Depuis les Noces salzbourgeoises, nous savons que Strindberg et Ibsen sont les auteurs préférés du metteur en scène Claus guth. Ce Lohengrin scaligère le prouve à nouveau: sanglé dans son uniforme, le Roi de René Pape (valeur sûre, légère fatigue) semble droit sorti du Père de Strindberg. Quant à Tómas Tómasson (Telramund plus efficace que bouleversant), avec sa mine renfrognée et sa gestuelle réaliste-expressionniste, la seule que connaissent nos «rénovateurs», il ferait un parfait méchant ibsénien. On dirait également que M. Guth prépare déjà Le Tour d'écrou (Ortrud en Mrs. Jessel, Elsa au piano...). Ni vulgarité excrémentielle ni crétinisme idéologique dans ce décor élégant, d'un éclectisme de bon ton; rien que du familier, sur catalogue: on montre au second plan ce qu'on chante au premier, on affuble les protagonistes de doubles enfantins, des personnages muets hantent le plateau, «signifiants» en diable, et quand surgissent les nobles brabançons, queues de pie et hauts de forme, on espère en vain un numéro de claquettes.

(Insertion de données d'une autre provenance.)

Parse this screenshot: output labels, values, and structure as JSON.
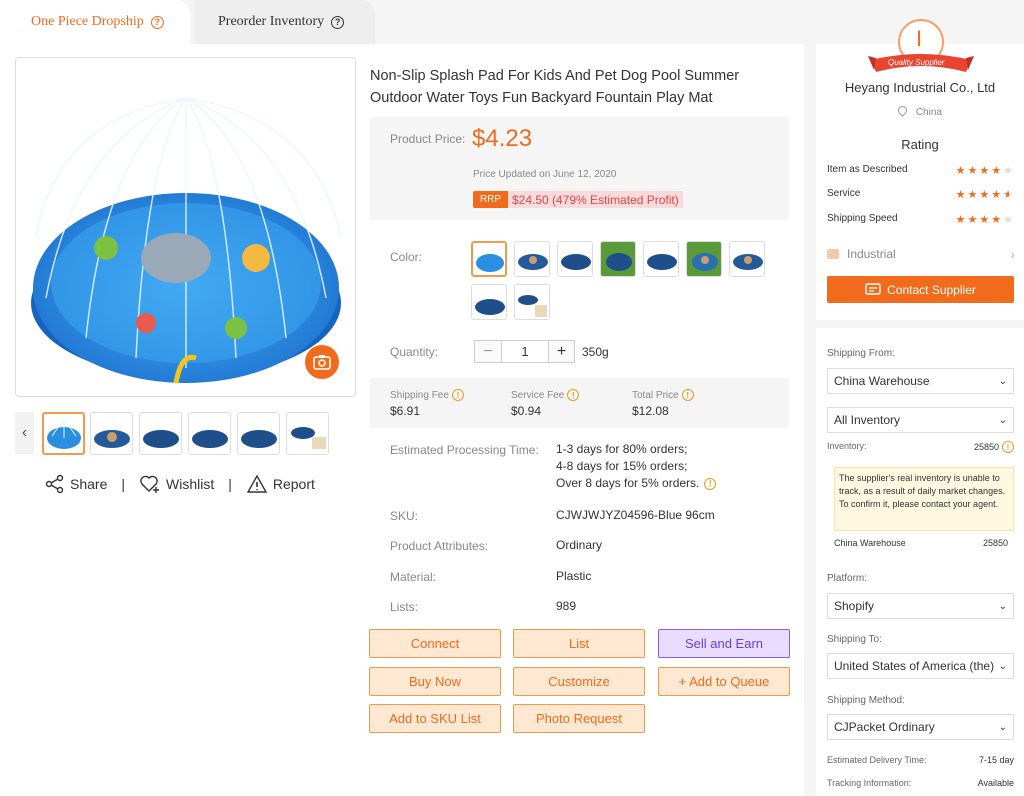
{
  "tabs": [
    {
      "label": "One Piece Dropship"
    },
    {
      "label": "Preorder Inventory"
    }
  ],
  "product": {
    "title": "Non-Slip Splash Pad For Kids And Pet Dog Pool Summer Outdoor Water Toys Fun Backyard Fountain Play Mat",
    "price_label": "Product Price:",
    "price": "$4.23",
    "updated": "Price Updated on June 12, 2020",
    "rrp_tag": "RRP",
    "rrp_value": "$24.50 (479% Estimated Profit)",
    "color_label": "Color:",
    "quantity_label": "Quantity:",
    "quantity": "1",
    "weight": "350g",
    "fees": {
      "shipping_label": "Shipping Fee",
      "shipping": "$6.91",
      "service_label": "Service Fee",
      "service": "$0.94",
      "total_label": "Total Price",
      "total": "$12.08"
    },
    "processing_label": "Estimated Processing Time:",
    "processing": [
      "1-3 days for 80% orders;",
      "4-8 days for 15% orders;",
      "Over 8 days for 5% orders."
    ],
    "sku_label": "SKU:",
    "sku": "CJWJWJYZ04596-Blue 96cm",
    "attr_label": "Product Attributes:",
    "attr": "Ordinary",
    "material_label": "Material:",
    "material": "Plastic",
    "lists_label": "Lists:",
    "lists": "989"
  },
  "share": {
    "share": "Share",
    "sep": "|",
    "wishlist": "Wishlist",
    "report": "Report"
  },
  "buttons": {
    "connect": "Connect",
    "list": "List",
    "sell": "Sell and Earn",
    "buy": "Buy Now",
    "customize": "Customize",
    "queue": "+ Add to Queue",
    "sku_list": "Add to SKU List",
    "photo": "Photo Request"
  },
  "supplier": {
    "ribbon": "Quality Supplier",
    "badge_letter": "I",
    "name": "Heyang Industrial Co., Ltd",
    "location": "China",
    "rating_title": "Rating",
    "ratings": [
      {
        "label": "Item as Described",
        "stars": 4
      },
      {
        "label": "Service",
        "stars": 4.5
      },
      {
        "label": "Shipping Speed",
        "stars": 4
      }
    ],
    "industry": "Industrial",
    "contact": "Contact Supplier"
  },
  "shipping": {
    "from_label": "Shipping From:",
    "from": "China Warehouse",
    "inventory_select": "All Inventory",
    "inventory_label": "Inventory:",
    "inventory": "25850",
    "note": "The supplier's real inventory is unable to track, as a result of daily market changes. To confirm it, please contact your agent.",
    "warehouse": "China Warehouse",
    "warehouse_count": "25850",
    "platform_label": "Platform:",
    "platform": "Shopify",
    "to_label": "Shipping To:",
    "to": "United States of America (the)",
    "method_label": "Shipping Method:",
    "method": "CJPacket Ordinary",
    "delivery_label": "Estimated Delivery Time:",
    "delivery": "7-15 day",
    "tracking_label": "Tracking Information:",
    "tracking": "Available"
  },
  "colors": {
    "accent": "#f26b1d",
    "purple": "#6d3fd6",
    "pool_blue": "#2a8fe0"
  }
}
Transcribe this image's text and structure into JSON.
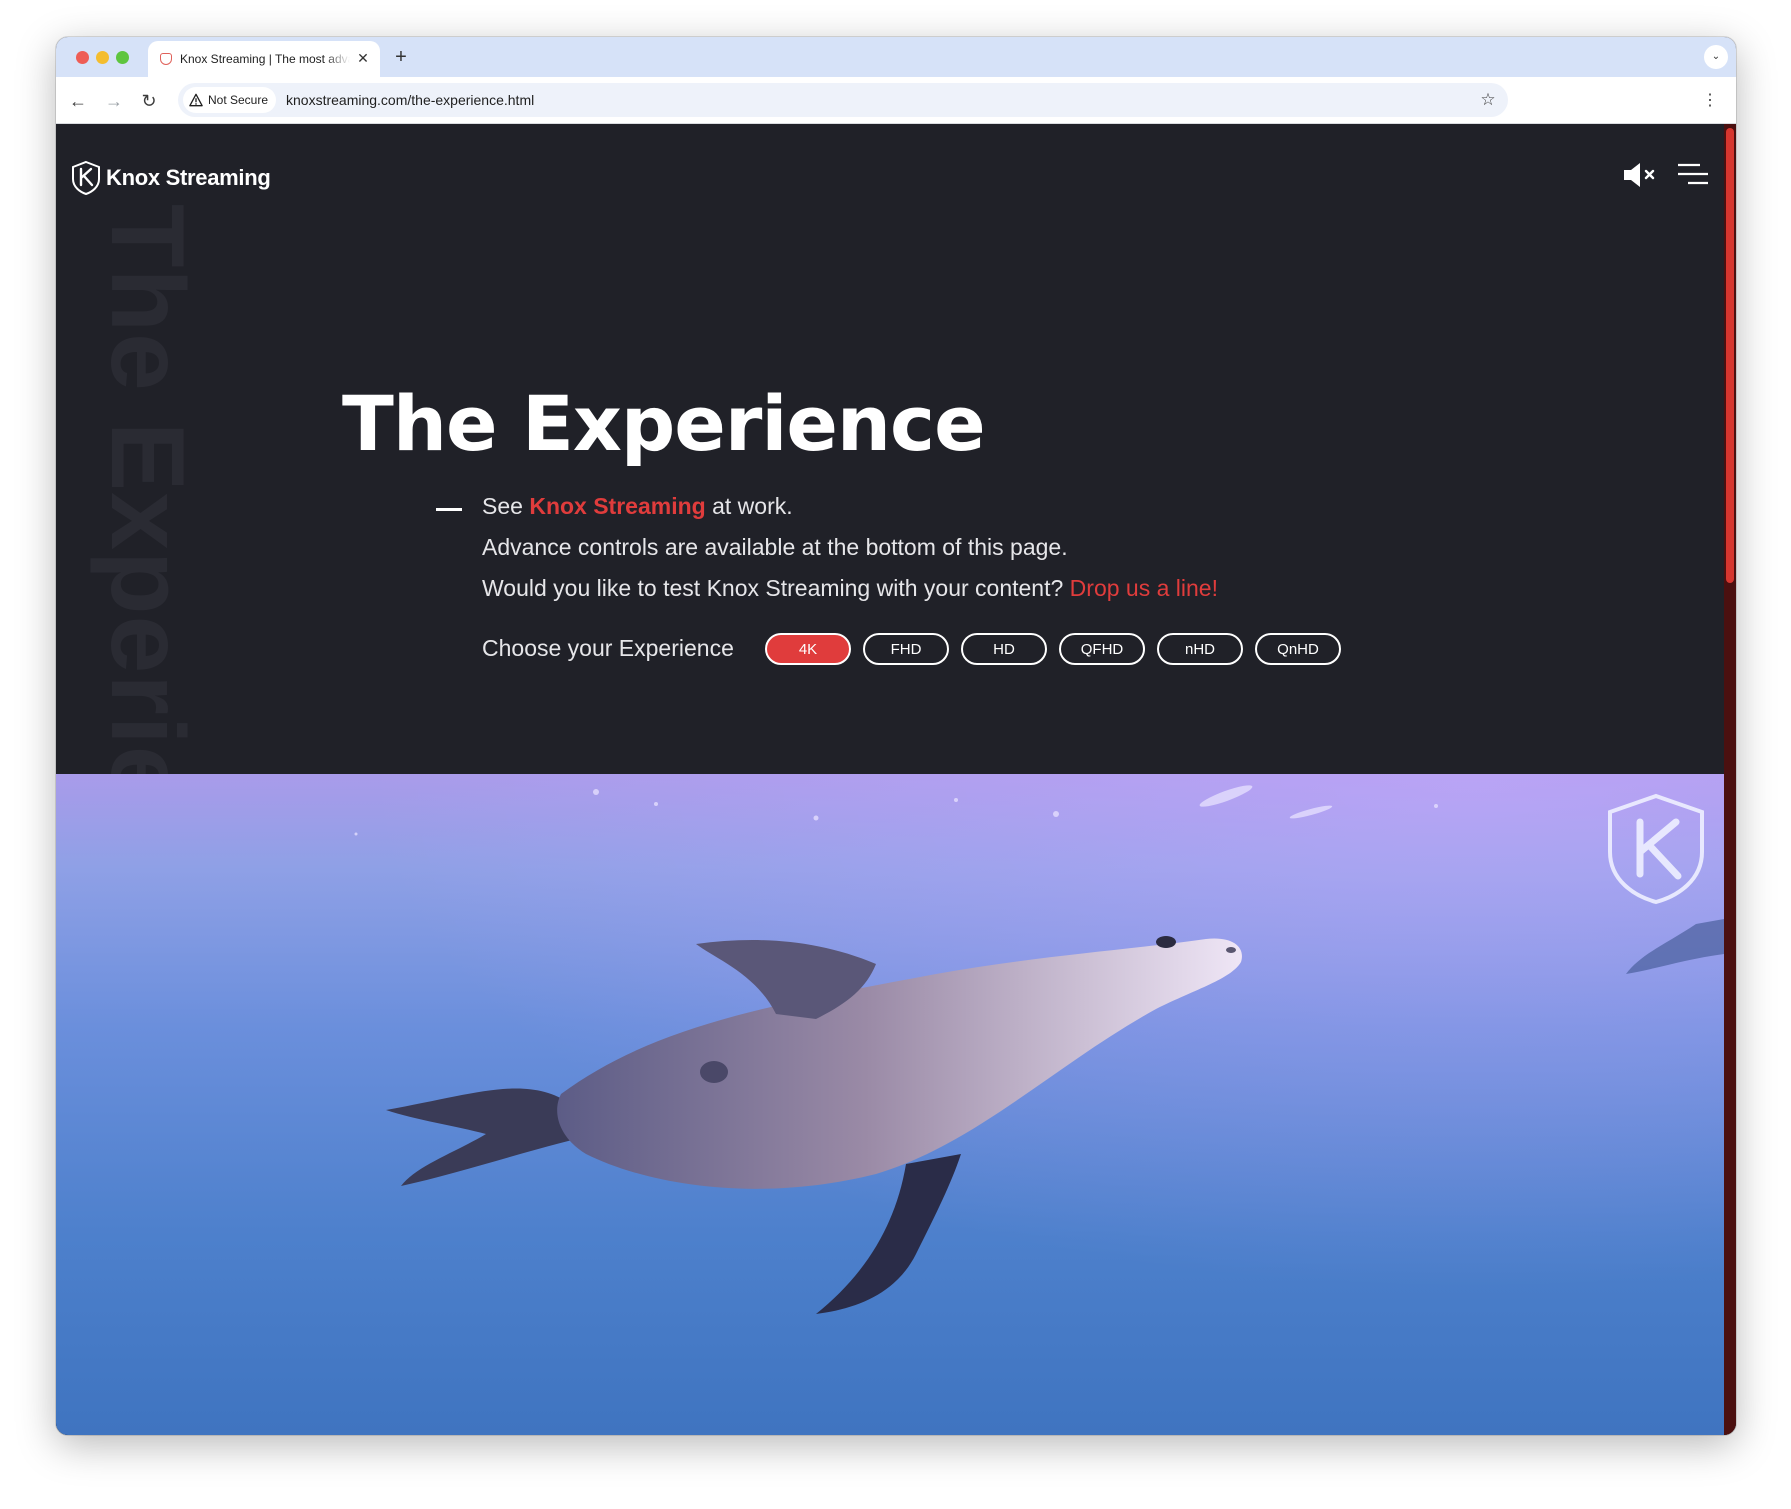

Mais il y a Jonas Kaufmann. Prisonnier du Konzept qui l'oblige à jouer celui qui ne sait rien (entre Kaspar Hauser et Edward Scissorhands), tout en chantant celui qui sait tout, il ne cherche jamais à les concilier: dès qu'on lui fiche la paix et que musique commence, les gestes torturés cessent aussitôt. Apparaît alors Lohengrin, fait d'un chant tout en nuances, stupéfiant de maîtrise, d'intelligence et d'imagination, profondément humain et incarné: le plus beau depuis Konya et une des créations suprêmes de notre temps. A ses côtés, Anja Harteros qui, ayant dompté ses problèmes d'intonation dans L'aigu, nous offre une belle Elsa, un rien froide cependant, et Evelyn Herlitzius, à la voix sauvage et aux aigus dardés. Dans la fosse, Daniel Barenboim cherche toujours l'idéal furtwänglérien: plus de galbe, de legato et de chair, que de contour, de nerf et de discipline. Mais il y a Kaufmann, et le cœur est content.